At the moment, he says, the S&P 500 SPX, +1.94% is too concentrated. “You think you’re getting a diversified investment, and 25% of your investment is in just five names, and they’re all the big tech names,” he says, referring to Apple AAPL, +3.55%, Microsoft MSFT, +3.18%, Amazon AMZN, +2.49%, Facebook FB, +2.54% and Google owner Alphabet GOOG, +0.81%. Smiegiel said investors may want to switch to actively managed funds to get U.S. exposure in a more diversified way.

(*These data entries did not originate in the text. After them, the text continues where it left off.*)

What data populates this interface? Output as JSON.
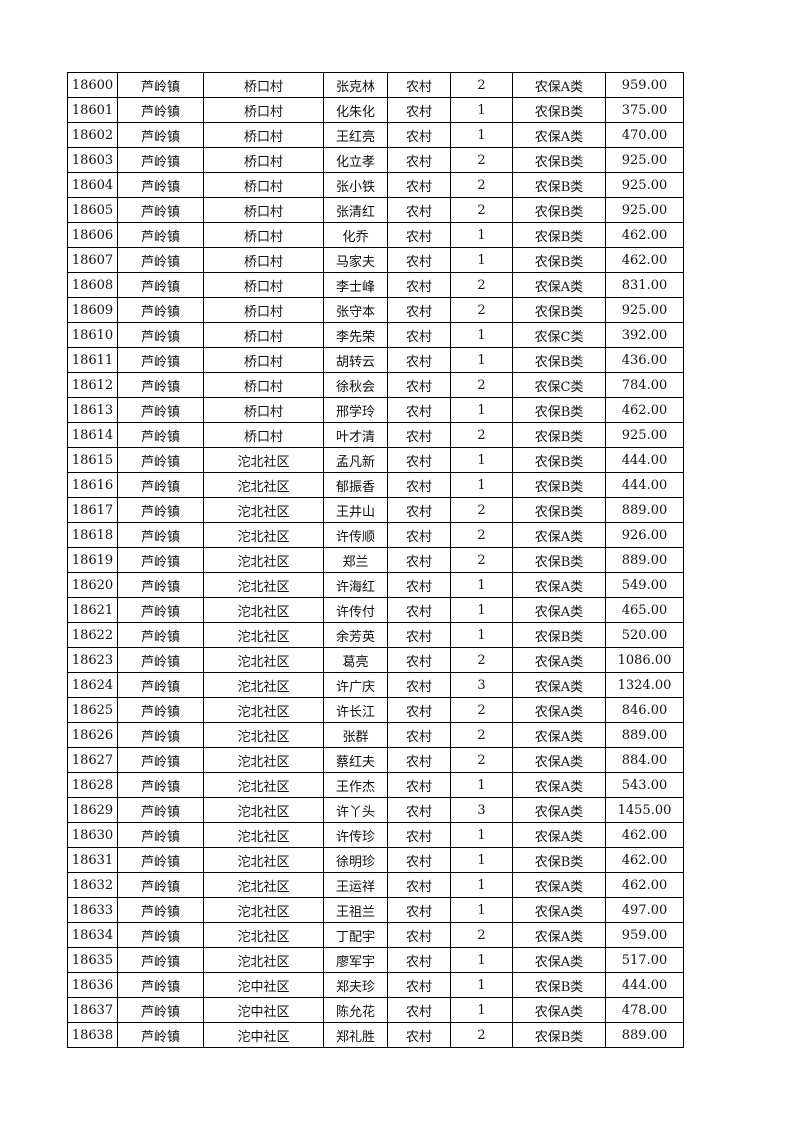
{
  "table": {
    "rows": [
      [
        "18600",
        "芦岭镇",
        "桥口村",
        "张克林",
        "农村",
        "2",
        "农保A类",
        "959.00"
      ],
      [
        "18601",
        "芦岭镇",
        "桥口村",
        "化朱化",
        "农村",
        "1",
        "农保B类",
        "375.00"
      ],
      [
        "18602",
        "芦岭镇",
        "桥口村",
        "王红亮",
        "农村",
        "1",
        "农保A类",
        "470.00"
      ],
      [
        "18603",
        "芦岭镇",
        "桥口村",
        "化立孝",
        "农村",
        "2",
        "农保B类",
        "925.00"
      ],
      [
        "18604",
        "芦岭镇",
        "桥口村",
        "张小铁",
        "农村",
        "2",
        "农保B类",
        "925.00"
      ],
      [
        "18605",
        "芦岭镇",
        "桥口村",
        "张清红",
        "农村",
        "2",
        "农保B类",
        "925.00"
      ],
      [
        "18606",
        "芦岭镇",
        "桥口村",
        "化乔",
        "农村",
        "1",
        "农保B类",
        "462.00"
      ],
      [
        "18607",
        "芦岭镇",
        "桥口村",
        "马家夫",
        "农村",
        "1",
        "农保B类",
        "462.00"
      ],
      [
        "18608",
        "芦岭镇",
        "桥口村",
        "李士峰",
        "农村",
        "2",
        "农保A类",
        "831.00"
      ],
      [
        "18609",
        "芦岭镇",
        "桥口村",
        "张守本",
        "农村",
        "2",
        "农保B类",
        "925.00"
      ],
      [
        "18610",
        "芦岭镇",
        "桥口村",
        "李先荣",
        "农村",
        "1",
        "农保C类",
        "392.00"
      ],
      [
        "18611",
        "芦岭镇",
        "桥口村",
        "胡转云",
        "农村",
        "1",
        "农保B类",
        "436.00"
      ],
      [
        "18612",
        "芦岭镇",
        "桥口村",
        "徐秋会",
        "农村",
        "2",
        "农保C类",
        "784.00"
      ],
      [
        "18613",
        "芦岭镇",
        "桥口村",
        "邢学玲",
        "农村",
        "1",
        "农保B类",
        "462.00"
      ],
      [
        "18614",
        "芦岭镇",
        "桥口村",
        "叶才清",
        "农村",
        "2",
        "农保B类",
        "925.00"
      ],
      [
        "18615",
        "芦岭镇",
        "沱北社区",
        "孟凡新",
        "农村",
        "1",
        "农保B类",
        "444.00"
      ],
      [
        "18616",
        "芦岭镇",
        "沱北社区",
        "郁振香",
        "农村",
        "1",
        "农保B类",
        "444.00"
      ],
      [
        "18617",
        "芦岭镇",
        "沱北社区",
        "王井山",
        "农村",
        "2",
        "农保B类",
        "889.00"
      ],
      [
        "18618",
        "芦岭镇",
        "沱北社区",
        "许传顺",
        "农村",
        "2",
        "农保A类",
        "926.00"
      ],
      [
        "18619",
        "芦岭镇",
        "沱北社区",
        "郑兰",
        "农村",
        "2",
        "农保B类",
        "889.00"
      ],
      [
        "18620",
        "芦岭镇",
        "沱北社区",
        "许海红",
        "农村",
        "1",
        "农保A类",
        "549.00"
      ],
      [
        "18621",
        "芦岭镇",
        "沱北社区",
        "许传付",
        "农村",
        "1",
        "农保A类",
        "465.00"
      ],
      [
        "18622",
        "芦岭镇",
        "沱北社区",
        "余芳英",
        "农村",
        "1",
        "农保B类",
        "520.00"
      ],
      [
        "18623",
        "芦岭镇",
        "沱北社区",
        "葛亮",
        "农村",
        "2",
        "农保A类",
        "1086.00"
      ],
      [
        "18624",
        "芦岭镇",
        "沱北社区",
        "许广庆",
        "农村",
        "3",
        "农保A类",
        "1324.00"
      ],
      [
        "18625",
        "芦岭镇",
        "沱北社区",
        "许长江",
        "农村",
        "2",
        "农保A类",
        "846.00"
      ],
      [
        "18626",
        "芦岭镇",
        "沱北社区",
        "张群",
        "农村",
        "2",
        "农保A类",
        "889.00"
      ],
      [
        "18627",
        "芦岭镇",
        "沱北社区",
        "蔡红夫",
        "农村",
        "2",
        "农保A类",
        "884.00"
      ],
      [
        "18628",
        "芦岭镇",
        "沱北社区",
        "王作杰",
        "农村",
        "1",
        "农保A类",
        "543.00"
      ],
      [
        "18629",
        "芦岭镇",
        "沱北社区",
        "许丫头",
        "农村",
        "3",
        "农保A类",
        "1455.00"
      ],
      [
        "18630",
        "芦岭镇",
        "沱北社区",
        "许传珍",
        "农村",
        "1",
        "农保A类",
        "462.00"
      ],
      [
        "18631",
        "芦岭镇",
        "沱北社区",
        "徐明珍",
        "农村",
        "1",
        "农保B类",
        "462.00"
      ],
      [
        "18632",
        "芦岭镇",
        "沱北社区",
        "王运祥",
        "农村",
        "1",
        "农保A类",
        "462.00"
      ],
      [
        "18633",
        "芦岭镇",
        "沱北社区",
        "王祖兰",
        "农村",
        "1",
        "农保A类",
        "497.00"
      ],
      [
        "18634",
        "芦岭镇",
        "沱北社区",
        "丁配宇",
        "农村",
        "2",
        "农保A类",
        "959.00"
      ],
      [
        "18635",
        "芦岭镇",
        "沱北社区",
        "廖军宇",
        "农村",
        "1",
        "农保A类",
        "517.00"
      ],
      [
        "18636",
        "芦岭镇",
        "沱中社区",
        "郑夫珍",
        "农村",
        "1",
        "农保B类",
        "444.00"
      ],
      [
        "18637",
        "芦岭镇",
        "沱中社区",
        "陈允花",
        "农村",
        "1",
        "农保A类",
        "478.00"
      ],
      [
        "18638",
        "芦岭镇",
        "沱中社区",
        "郑礼胜",
        "农村",
        "2",
        "农保B类",
        "889.00"
      ]
    ]
  }
}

SEI is starting to get more interested in emerging markets as well, particularly in Asia. “We haven’t put anything on as of yet, but those are definitely areas of interest given both valuations and our outlook for recovery in those areas from an economic perspective in 2021.”

The buzz

The election remains on a knife’s edge as the world awaits the results, with former Vice President Joe Biden maintaining a lead over President Donald Trump in electoral college tallies. But the result is still too close to call. Biden narrowly pulled ahead of Trump in the battleground state of Georgia. The president sent a number of tweets past 2 a.m. expressing his desire to challenge what he called “illegal” votes tabulated after election day. Two men found outside the Pennsylvania Convention Center, where votes are being counted, were being held after Philadelphia police were notified of a threat.

Nonfarm-payrolls data are due at 8:30 a.m. Eastern. The economy created an estimated 530,000 jobs in October, according to economists polled by MarketWatch, which would mark the smallest gain of the recovery. The unemployment rate is seen easing to 7.6%.

Coronavirus cases continue to spike, with the U.S. seeing its second day of at least 100,000 new cases. While European cases are elevated they are below their peaks, according to data from the European Centre for Disease Prevention and Control.

Earnings season continued. Online real estate services group Zillow Z, +3.90% rose 9% in premarket trade after reporting its highest profit on record. Exercise equipment maker Peloton Interactive PTON, +6.77% fell 5% after it swung to a profit after tripling revenue. Media conglomerate News Corp NWS, +3.96% NWSA, +3.39% rose 8% after it reported stronger-than-forecast earnings and revenue. (News Corp owns MarketWatch, the publisher of this report.)

Russian President Vladimir Putin is planning to quit early next year over health concerns, according to U.K. tabloid The Sun, which cited unnamed Moscow sources.

The market

Some of the air is being let out Friday morning. Futures on the Dow industrials YM00, -0.69% fell 195 points.

The dollar DXY, -0.20% edged lower, and crude-oil futures CL.1, -2.68% fell.

Random reads

The spectacularly bright Taurid meteor peaks soon. 

Pit bulls are now legal in Denver after 30 years.

Sign of the times — a vacuum to pick up wireless ear buds off train tracks.

A previous version of this report included an incorrect spelling of Jim Smigiel’s surname. The story has been corrected.